Rambam will next go on to consider how Moshe Rabbeinu expresses these ideas in Torah.

************************************************************************************************************************************

Commentary by Steve Sufian

Parashat Bo

“Bo” means “come” or “go.”  After seven plagues, the Lrd tells Moses, “Come to Pharaoh, tell him to let my people go but I have hardened his heart so he will not and I will visit three more plagues upon him and his people so they will know that I am the Lrd.” (paraphrasing).

We see Gd, Who is Totality, playing the roles of Moses and Aaron but also of Pharaoh and Pharaoh’s people. As Moses and Aaron, He worships Wholeness; as Pharaoh, he worships partial values and refuses to open Himself to Wholeness.

This is a reminder to us, that Gd is All: Gd is our friend, Gd is our opponent, Gd is the neutrals, Gd is All.

It is a reminder to place Wholeness first in our lives and to draw upon Universal Love so we ARE this Love and it flows freely through us to transform restrictions, opponents, troubles into Wholeness, friends and Blessings.

Pharaoh refuses to let Israelites go and three more plagues are visited upon him and all Egypt.

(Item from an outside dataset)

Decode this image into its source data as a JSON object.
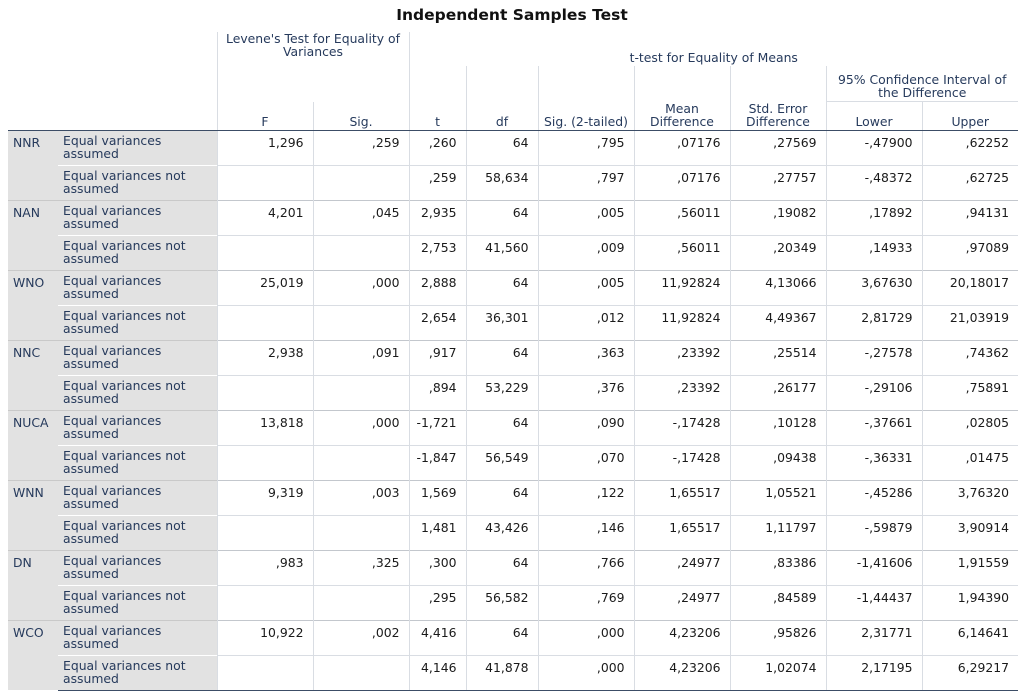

With the plague of the death of the first born and the death of his first-born son Pharaoh finally drives the Children of Israel out of Egypt to worship the Lrd. They take with them their children, flocks and wealth the Egyptians gave them, wealth they infuse with Wholeness.

Literally, “first born” refers to the first-born child; symbolically, it is whatever is our most precious desire, our link between our present status and the future status we hope to achieve.
Our religion guides us to cherish most a first-born that can never die, making our most precious desire the desire to be restored to full awareness of Oneness, One with the One, One with Gd, Who Is All There Is, Unborn and Undying.

And our religion guides us to “worship Gd with all our heart and all our soul” and “love our neighbor as our Self”, and thus to free ourselves from enslavement to limited values of life, which were the values of Pharaoh’s Egypt/Mitzraim/ Restrictions, and to gently become fully aware of the Wholeness within which all limits are no longer experienced as limits but are experienced as expressions of the Wholeness within which they exist, flow, flourish.

This parshah reminds us to keep our priorities in order and to free ourselves from restrictions so we have time to worship the Lrd, and thus to transform restrictions into Expressions of the Lrd, of Wholeness, and that includes restoring our experience of our restricted self to Full Awareness, One with the One.